新・永山あゆむの小さな工房 タイトル

永山あゆむの小説・シナリオ創作ホームページです。

 


「うーん、どんな顔で渡そうかなぁ。去年は失敗したし――って、あれはあのバカが」

「あのバカってどこの誰だよ?」

「うわあっ! ゆゆゆゆ、優太っ!?」

「何テンパってんだよ」

「忍者みたいに出てくるからよ、バカっ!」

「へいへい。で、ネオから珍しく真夜中にベランダへ呼ぶなんて、何かあったのか?」

「ほ、ほら、あんたにクリスマスプレゼントもらったでしょ。だ、だから、わたしも」

「……あー、そういえば今日はバレンタインだったか? なつかしーなー、去年の割れたチョコは面白――」

「忘れなさいよ! 今回が本当の、ほんとーのなんだから! 受け取りなさいよね!」

「強引だなー……うん、割れてはないな」

「あったりまえよ。去年は油断してたの! キモチ込めたんだから、た、食べて、よね」

「……ああ。ありがたくいただいとくわ」

「そこは『ありがとう』でしょ、ばか」



<ライナーノーツ>
 「隣りあわせの」シリーズ第2弾です。続編なので前回と同様に台詞だけの400字小説です。
 クリスマスの続きということで、バレンタインにしてみました。続きものは400字小説では初めてですね。今までは視点が変わるものだったので。今回も長編小説「moonlight」に出てくるキャラクターである、音緒(ねお)と優太(ゆうた)のお隣同士のお話しです。
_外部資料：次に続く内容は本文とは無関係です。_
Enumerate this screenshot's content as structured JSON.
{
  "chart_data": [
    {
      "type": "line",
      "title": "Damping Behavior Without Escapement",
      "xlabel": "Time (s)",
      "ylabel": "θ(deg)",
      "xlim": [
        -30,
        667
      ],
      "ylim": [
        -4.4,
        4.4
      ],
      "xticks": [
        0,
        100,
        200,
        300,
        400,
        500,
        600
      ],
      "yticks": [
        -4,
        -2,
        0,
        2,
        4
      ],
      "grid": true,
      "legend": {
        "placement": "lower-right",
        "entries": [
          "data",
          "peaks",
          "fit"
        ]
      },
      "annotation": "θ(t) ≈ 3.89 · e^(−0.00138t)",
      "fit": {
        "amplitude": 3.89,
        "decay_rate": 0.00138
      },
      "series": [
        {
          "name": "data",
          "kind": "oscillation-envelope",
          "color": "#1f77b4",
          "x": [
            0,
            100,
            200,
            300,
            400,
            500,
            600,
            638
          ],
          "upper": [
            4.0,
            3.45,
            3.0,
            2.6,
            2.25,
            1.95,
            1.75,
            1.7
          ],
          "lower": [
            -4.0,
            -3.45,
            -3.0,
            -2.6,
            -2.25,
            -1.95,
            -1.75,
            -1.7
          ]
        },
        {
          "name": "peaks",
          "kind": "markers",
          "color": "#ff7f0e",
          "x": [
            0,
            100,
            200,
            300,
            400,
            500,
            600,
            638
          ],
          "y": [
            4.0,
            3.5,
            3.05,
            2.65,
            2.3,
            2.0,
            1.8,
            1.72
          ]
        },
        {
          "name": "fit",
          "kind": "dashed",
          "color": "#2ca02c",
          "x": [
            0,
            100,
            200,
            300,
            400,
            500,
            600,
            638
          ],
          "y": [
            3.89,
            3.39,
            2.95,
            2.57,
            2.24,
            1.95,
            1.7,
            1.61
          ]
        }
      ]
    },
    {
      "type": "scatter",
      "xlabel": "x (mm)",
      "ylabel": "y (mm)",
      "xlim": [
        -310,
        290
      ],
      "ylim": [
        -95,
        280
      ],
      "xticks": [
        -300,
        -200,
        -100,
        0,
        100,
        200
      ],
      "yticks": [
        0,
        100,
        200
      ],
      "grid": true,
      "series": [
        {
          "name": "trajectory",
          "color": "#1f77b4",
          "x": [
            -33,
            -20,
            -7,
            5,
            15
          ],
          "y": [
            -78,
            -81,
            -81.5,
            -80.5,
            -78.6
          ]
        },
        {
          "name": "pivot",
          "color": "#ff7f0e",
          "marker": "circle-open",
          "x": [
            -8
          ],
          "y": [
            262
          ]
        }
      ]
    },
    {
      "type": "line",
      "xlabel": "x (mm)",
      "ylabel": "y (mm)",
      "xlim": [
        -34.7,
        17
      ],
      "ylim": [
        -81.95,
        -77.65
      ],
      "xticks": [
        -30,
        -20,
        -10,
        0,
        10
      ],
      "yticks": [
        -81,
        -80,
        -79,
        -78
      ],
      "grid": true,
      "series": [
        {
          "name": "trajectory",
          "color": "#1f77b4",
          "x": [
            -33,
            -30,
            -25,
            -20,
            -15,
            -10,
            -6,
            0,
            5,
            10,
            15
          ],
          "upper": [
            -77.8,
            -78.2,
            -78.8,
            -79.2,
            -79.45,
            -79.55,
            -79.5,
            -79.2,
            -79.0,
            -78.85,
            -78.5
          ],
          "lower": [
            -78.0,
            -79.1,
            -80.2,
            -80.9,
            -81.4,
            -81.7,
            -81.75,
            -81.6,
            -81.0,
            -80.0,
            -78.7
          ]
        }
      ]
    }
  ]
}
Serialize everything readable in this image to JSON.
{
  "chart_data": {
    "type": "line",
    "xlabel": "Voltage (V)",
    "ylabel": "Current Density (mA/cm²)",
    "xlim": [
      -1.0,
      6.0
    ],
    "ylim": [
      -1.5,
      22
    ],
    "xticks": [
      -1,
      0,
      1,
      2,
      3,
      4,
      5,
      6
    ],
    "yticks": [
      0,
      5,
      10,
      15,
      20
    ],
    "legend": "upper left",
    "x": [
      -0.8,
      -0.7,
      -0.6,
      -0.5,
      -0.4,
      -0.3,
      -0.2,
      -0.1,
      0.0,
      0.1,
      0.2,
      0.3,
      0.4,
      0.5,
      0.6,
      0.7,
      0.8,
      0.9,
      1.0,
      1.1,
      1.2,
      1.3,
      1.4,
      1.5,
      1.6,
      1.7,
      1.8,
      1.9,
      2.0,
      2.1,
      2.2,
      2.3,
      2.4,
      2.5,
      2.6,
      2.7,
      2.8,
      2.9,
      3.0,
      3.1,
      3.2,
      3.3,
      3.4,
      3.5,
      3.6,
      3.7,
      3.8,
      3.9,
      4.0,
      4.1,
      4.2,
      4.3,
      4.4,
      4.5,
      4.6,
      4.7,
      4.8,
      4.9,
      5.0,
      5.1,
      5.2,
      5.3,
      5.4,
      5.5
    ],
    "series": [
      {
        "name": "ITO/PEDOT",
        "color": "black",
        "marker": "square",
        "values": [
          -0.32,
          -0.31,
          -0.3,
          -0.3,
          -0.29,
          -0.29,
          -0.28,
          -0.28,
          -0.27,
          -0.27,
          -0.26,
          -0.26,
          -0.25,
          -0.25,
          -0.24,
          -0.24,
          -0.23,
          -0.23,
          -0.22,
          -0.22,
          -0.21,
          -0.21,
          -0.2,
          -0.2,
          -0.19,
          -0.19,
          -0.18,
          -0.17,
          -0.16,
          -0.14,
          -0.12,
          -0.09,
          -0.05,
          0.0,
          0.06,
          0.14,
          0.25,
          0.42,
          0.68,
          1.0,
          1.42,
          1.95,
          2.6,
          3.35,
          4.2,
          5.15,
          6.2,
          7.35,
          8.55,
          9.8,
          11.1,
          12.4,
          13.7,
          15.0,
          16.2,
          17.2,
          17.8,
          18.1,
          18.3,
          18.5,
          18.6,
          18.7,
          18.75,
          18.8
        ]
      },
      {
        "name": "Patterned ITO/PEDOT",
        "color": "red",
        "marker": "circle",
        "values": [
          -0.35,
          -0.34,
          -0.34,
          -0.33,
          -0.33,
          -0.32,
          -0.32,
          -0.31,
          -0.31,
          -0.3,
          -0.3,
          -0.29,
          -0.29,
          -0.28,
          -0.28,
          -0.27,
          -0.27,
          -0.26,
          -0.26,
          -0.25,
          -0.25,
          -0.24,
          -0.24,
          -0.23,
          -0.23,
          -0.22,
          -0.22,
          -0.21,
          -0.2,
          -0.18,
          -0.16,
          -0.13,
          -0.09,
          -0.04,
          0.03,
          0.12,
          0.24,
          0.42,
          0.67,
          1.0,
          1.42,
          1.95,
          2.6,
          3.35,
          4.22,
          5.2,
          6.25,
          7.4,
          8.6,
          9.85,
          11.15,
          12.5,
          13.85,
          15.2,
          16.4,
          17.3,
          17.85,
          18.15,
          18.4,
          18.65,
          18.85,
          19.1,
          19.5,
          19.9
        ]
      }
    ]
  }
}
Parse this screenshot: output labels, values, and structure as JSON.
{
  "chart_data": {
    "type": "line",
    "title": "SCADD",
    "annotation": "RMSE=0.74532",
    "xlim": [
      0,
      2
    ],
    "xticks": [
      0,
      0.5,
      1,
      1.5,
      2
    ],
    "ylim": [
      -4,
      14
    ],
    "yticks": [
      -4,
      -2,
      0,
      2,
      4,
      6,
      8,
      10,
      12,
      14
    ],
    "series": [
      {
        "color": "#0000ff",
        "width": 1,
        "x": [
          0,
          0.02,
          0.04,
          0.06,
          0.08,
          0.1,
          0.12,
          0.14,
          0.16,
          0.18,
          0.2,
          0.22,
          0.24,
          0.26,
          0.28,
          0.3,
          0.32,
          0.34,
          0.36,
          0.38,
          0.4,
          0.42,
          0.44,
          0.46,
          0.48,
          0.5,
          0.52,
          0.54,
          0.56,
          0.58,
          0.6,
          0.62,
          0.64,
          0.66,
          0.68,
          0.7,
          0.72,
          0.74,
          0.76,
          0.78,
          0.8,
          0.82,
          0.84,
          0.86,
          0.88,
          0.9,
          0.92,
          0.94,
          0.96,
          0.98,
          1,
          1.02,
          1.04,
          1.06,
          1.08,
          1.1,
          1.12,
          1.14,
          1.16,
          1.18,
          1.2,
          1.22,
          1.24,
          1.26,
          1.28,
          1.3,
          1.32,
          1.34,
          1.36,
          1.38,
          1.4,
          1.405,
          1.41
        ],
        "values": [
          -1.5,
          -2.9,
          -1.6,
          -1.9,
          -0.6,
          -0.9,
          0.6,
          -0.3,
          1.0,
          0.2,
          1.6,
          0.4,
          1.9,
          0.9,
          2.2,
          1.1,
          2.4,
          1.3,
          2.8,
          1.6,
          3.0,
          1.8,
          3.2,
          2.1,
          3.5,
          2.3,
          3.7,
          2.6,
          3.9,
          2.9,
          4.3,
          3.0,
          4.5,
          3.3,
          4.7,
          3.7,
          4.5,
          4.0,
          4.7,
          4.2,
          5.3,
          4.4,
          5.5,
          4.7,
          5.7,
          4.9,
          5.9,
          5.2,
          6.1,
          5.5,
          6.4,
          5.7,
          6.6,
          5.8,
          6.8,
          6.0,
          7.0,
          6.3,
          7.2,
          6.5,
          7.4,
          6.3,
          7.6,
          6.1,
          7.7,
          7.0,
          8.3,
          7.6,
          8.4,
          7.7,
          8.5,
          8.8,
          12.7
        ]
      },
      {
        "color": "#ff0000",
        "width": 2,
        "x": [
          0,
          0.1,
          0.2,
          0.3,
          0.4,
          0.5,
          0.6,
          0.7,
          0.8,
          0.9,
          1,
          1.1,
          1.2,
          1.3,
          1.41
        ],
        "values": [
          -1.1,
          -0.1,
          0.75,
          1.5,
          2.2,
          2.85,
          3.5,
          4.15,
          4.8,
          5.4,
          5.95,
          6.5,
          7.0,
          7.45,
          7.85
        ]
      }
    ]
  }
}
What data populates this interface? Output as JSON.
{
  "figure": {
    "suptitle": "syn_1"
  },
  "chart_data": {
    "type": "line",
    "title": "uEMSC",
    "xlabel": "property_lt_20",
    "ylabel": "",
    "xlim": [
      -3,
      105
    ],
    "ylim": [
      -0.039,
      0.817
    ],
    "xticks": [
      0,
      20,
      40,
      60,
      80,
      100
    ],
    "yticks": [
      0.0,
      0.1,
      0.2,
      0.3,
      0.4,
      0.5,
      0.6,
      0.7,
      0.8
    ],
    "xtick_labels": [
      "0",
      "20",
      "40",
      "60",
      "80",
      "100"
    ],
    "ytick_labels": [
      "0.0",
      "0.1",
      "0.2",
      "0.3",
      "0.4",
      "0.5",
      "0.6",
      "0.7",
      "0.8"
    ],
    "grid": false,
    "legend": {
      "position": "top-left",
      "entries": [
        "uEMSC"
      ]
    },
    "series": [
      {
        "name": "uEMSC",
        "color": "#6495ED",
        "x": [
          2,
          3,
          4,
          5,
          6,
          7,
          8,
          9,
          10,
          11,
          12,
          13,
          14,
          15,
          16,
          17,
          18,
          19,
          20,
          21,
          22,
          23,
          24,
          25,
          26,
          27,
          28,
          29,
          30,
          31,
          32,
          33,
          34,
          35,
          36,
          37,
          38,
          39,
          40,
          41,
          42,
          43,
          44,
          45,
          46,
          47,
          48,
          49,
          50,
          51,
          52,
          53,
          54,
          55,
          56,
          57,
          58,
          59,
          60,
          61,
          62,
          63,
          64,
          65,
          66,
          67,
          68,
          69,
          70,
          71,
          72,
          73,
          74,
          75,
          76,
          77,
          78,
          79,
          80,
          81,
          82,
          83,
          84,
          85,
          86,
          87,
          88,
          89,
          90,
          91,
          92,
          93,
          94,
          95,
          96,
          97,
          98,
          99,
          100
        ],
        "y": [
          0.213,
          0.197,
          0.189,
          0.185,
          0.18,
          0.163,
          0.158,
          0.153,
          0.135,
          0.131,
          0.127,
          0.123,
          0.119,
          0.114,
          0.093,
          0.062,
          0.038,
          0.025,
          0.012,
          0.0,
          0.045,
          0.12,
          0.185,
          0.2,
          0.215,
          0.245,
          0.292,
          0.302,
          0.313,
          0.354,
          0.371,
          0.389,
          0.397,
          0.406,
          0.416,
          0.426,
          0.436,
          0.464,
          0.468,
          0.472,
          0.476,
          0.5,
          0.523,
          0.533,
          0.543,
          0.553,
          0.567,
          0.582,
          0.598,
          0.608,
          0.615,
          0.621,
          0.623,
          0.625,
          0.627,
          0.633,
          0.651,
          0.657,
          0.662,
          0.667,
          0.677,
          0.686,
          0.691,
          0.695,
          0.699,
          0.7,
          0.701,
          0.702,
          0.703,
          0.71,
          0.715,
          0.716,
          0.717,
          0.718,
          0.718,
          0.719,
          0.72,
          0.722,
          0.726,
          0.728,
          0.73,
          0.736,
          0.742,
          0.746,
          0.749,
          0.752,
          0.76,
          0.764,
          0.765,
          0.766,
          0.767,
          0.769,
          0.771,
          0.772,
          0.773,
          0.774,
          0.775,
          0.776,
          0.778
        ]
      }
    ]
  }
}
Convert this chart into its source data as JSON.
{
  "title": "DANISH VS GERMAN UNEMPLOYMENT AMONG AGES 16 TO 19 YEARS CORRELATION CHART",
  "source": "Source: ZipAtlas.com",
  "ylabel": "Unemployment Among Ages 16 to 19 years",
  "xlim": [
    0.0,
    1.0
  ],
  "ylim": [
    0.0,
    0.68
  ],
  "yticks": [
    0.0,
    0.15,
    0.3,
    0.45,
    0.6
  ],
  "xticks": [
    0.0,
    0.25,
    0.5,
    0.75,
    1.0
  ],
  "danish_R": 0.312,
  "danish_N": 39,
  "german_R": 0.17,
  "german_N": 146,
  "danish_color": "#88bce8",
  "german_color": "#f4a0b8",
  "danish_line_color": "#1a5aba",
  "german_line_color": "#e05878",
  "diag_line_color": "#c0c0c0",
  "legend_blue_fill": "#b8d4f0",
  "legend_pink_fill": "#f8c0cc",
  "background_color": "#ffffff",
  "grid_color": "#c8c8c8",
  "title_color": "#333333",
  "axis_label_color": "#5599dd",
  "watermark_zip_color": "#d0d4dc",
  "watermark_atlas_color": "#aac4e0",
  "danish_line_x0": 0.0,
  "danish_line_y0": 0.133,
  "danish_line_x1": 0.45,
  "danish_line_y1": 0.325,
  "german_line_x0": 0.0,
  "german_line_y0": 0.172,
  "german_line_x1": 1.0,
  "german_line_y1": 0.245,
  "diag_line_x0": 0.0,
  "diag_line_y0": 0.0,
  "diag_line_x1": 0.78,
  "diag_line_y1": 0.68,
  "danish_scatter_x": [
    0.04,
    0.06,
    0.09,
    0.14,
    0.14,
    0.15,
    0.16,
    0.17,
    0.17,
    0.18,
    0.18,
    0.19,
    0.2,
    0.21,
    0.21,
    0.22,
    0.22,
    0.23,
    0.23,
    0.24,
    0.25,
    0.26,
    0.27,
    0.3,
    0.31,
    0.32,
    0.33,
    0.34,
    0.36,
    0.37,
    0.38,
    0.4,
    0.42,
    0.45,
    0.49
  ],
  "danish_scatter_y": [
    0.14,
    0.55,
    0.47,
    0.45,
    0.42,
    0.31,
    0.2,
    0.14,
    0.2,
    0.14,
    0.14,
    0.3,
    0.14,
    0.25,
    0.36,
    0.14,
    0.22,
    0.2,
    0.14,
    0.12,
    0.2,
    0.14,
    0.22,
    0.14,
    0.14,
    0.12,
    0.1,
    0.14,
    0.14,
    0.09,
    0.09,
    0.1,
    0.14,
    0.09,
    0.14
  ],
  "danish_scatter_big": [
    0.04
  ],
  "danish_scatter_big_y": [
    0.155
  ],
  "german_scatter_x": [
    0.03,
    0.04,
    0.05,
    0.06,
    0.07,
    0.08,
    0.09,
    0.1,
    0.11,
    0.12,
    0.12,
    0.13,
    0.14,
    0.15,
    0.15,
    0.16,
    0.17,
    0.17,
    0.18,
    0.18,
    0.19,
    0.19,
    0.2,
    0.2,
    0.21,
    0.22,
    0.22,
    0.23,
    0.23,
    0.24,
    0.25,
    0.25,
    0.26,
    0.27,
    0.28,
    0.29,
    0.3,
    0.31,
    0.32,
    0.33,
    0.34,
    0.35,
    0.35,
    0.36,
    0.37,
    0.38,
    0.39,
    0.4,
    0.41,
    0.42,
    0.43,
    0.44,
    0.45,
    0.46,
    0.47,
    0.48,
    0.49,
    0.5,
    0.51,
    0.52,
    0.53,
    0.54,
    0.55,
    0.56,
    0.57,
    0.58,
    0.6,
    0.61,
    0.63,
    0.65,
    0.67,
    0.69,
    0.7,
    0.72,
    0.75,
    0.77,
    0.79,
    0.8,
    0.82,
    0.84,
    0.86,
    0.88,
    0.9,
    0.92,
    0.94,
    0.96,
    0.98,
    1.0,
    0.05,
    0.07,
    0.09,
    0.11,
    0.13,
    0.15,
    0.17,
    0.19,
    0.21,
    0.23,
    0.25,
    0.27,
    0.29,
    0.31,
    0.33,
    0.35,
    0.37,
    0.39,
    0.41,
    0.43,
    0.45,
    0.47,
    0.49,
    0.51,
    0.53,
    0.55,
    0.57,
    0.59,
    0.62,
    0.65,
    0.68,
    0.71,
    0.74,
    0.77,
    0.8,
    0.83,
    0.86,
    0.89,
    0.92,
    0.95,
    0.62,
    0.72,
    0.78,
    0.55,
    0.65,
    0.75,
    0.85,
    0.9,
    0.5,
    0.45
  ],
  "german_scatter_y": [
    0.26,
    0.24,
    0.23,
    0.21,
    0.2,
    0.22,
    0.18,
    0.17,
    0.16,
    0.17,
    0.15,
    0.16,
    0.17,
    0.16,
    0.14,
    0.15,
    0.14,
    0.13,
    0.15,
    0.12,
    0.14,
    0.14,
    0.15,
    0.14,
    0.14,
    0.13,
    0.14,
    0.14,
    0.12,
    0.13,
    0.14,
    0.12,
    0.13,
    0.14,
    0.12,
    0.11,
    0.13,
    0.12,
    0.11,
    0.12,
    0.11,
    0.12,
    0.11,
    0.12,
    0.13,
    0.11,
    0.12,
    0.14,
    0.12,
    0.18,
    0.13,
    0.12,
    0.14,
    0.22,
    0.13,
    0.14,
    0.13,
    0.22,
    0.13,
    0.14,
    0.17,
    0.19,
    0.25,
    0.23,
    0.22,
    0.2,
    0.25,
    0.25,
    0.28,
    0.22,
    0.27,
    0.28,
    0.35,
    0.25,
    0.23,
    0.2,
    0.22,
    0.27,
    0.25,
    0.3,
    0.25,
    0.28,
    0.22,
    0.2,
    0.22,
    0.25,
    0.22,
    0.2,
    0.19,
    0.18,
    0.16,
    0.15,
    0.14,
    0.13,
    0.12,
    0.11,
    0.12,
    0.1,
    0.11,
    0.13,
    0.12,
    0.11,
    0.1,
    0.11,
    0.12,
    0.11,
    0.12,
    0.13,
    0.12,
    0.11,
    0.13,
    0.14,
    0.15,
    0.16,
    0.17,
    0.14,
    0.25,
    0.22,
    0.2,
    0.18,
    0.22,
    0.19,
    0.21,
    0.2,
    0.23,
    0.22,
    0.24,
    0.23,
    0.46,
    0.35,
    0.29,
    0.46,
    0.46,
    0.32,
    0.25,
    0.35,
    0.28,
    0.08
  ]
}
 前作「隣りあわせのクリスマス」でもそうでしたが、このお話しも1年後の話として描いております。台詞ものは書いてると楽しいですね。このキャラクターはこんなことを言うのかとか、色々な発見があるし、話を進めやすいので(笑)。今回も「リア充爆発しろ!」でしたね(笑)。ちなみに昨年のバレンタインのお話しは、シナリオはすで書いているのですが、少し修正して公開したいなと思います。